En un periodo de 10 años, debieron haber habido solo tres presidentes en Perú (el mandato constitucional dura 5 años), ya llevan siete
Por Daniel Zovatto
Cuatro son los candidatos que se han inscrito para la presidencia del Congreso, 3 de izquierda y una de centro-derecha. La favorita —según fuentes peruanas con las que conversé hace minutos— es María del Carmen Alva de Acción Popular, quien ya ejerció la presidencia en el primer año del gobierno de Castillo.
Veremos qué pasa mañana…
Análisis
En un periodo de 10 años, debieron haber habido solo tres presidentes (el mandato constitucional dura 5 años), ya llevan siete.
Cuando se elija el nuevo presidente del Congreso, quien asumirá automática e inmediatamente las funciones de presidente de la República, el número subirá a ocho y, a partir del 28 de julio —cuando asuma la presidencia el nuevo presidente electo—, el número de mandatarios se elevará a nueve en un plazo de apenas 10 años.
La inestabilidad política en su máxima expresión; una inestabilidad a la que los peruanos ya acostumbrados a este cambio frecuente de presidentes han reaccionado con absoluta normalidad.

La economía continúa —basada en la teoría de las cuerdas paralelas— ajena a esta nueva crisis institucional, gracias a los precios altos de sus productos mineros de exportación y a un Banco Central, cuya independencia y credibilidad, y manejo riguroso de su presidente (Julio Velarde) garantiza estabilidad macroeconómica.
Por su parte, la campaña presidencial aún sigue verde, si bien solo faltan ocho semanas para la primera vuelta del 12 de abril; digo la primera vuelta, porque casi con seguridad habrá una segunda vuelta el 7 de junio, entre los dos candidatos más votados.
El dato más elocuente es el récord histórico de 36 candidatos presidenciales inscritos, casi el doble de los que compitieron en 2021.
La dispersión es extrema y las encuestas reflejan ese escenario atomizado.
Según un sondeo de Ipsos Perú realizado entre el 5 y 6 de febrero de 2026 (1.211 entrevistas), Rafael López Aliaga, alcalde de Lima y líder de Renovación Popular (derecha), encabeza la intención de voto con apenas 12%. Le sigue Keiko Fujimori, de Fuerza Popular (derecha) con 8%.
Detrás de ellos se ubica un pelotón fragmentado: Alfonso López Chau (Ahora Nación), César Acuña (Alianza para el Progreso), Mario Vizcarra (Perú Primero) y Carlos Álvarez (País para Todos) rondan el 4% cada uno.
Otra encuesta del Centro de Investigación Territorial (CIT), realizada entre el 5 y el 9 de febrero (mil 220 entrevistados), eleva a López Aliaga al 15,3%, mientras Fujimori se mantiene en torno al 8%.
En ningún escenario un candidato supera el 15%, y entre un 27% y un 30% del electorado permanece indeciso o inclinado hacia el voto blanco.
Este cuadro revela no solo dispersión, sino también debilidad estructural de liderazgos. Ni López Aliaga ni tampoco Keiko Fujimori tienen garantizado su paz a la segunda vuelta. Las elecciones presidenciales peruanas suelen dar sorpresa a último momento.
López Aliaga, con su retórica conservadora y énfasis en orden y seguridad, puede captar sectores urbanos frustrados por la inseguridad y la corrupción, pero su techo electoral parece limitado —alrededor del 20% en simulaciones de segunda vuelta—, lo que lo hace vulnerable en un balotaje.
Fujimori, por su parte, conserva un núcleo duro de apoyo, pero arrastra un alto nivel de rechazo asociado al legado autoritario de su padre, con índices de antivoto que oscilan entre el 40% y el 50%.

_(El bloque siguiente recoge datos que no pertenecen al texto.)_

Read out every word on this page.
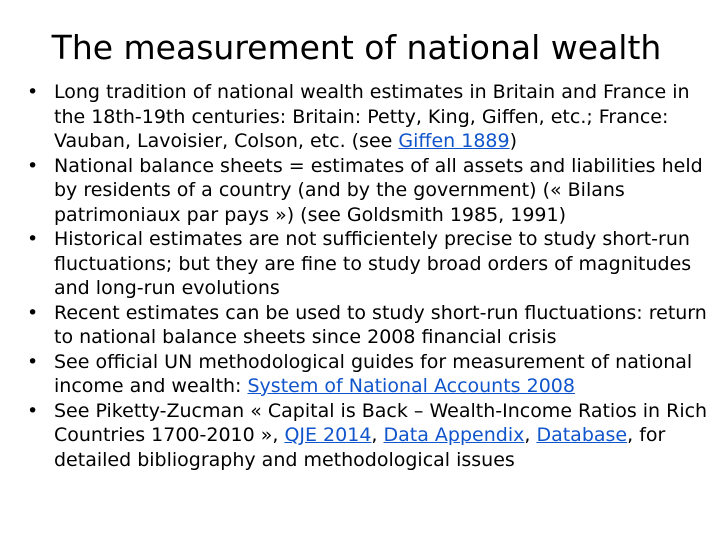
The measurement of national wealth
• Long tradition of national wealth estimates in Britain and France in the 18th-19th centuries: Britain: Petty, King, Giffen, etc.; France: Vauban, Lavoisier, Colson, etc. (see Giffen 1889)
• National balance sheets = estimates of all assets and liabilities held by residents of a country (and by the government) (« Bilans patrimoniaux par pays ») (see Goldsmith 1985, 1991)
• Historical estimates are not sufficientely precise to study short-run fluctuations; but they are fine to study broad orders of magnitudes and long-run evolutions
• Recent estimates can be used to study short-run fluctuations: return to national balance sheets since 2008 financial crisis
• See official UN methodological guides for measurement of national income and wealth: System of National Accounts 2008
• See Piketty-Zucman « Capital is Back – Wealth-Income Ratios in Rich Countries 1700-2010 », QJE 2014, Data Appendix, Database, for detailed bibliography and methodological issues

Los candidatos outsiders podrían capitalizar el hartazgo ciudadano, pero la ausencia de estructuras partidarias sólidas sugiere que, incluso si alcanzaran protagonismo electoral, enfrentarían enormes dificultades para gobernar y construir mayorías estables.
Todo indica que habrá segunda vuelta el 7 de junio. Pero el verdadero problema no es quién gane, sino con qué base institucional lo hará.
Lo más seguro es que el próximo presidente no cuente con mayoría propia en el Congreso bicameral —reinstaurado en esta elección— integrado por una Cámara de Diputados y un Senado. Con más de 10 mil candidatos compitiendo por escaños legislativos, el Parlamento promete ser un mosaico de fuerzas pequeñas, alianzas transaccionales y bloqueos recurrentes.
El resultado previsible es un Ejecutivo débil desde el primer día, vulnerable a nuevas mociones de censura o intentos de vacancia, y condenado a una gobernabilidad negociada permanentemente al filo de la crisis. En otras palabras, el riesgo no es solo electoral; es estructural.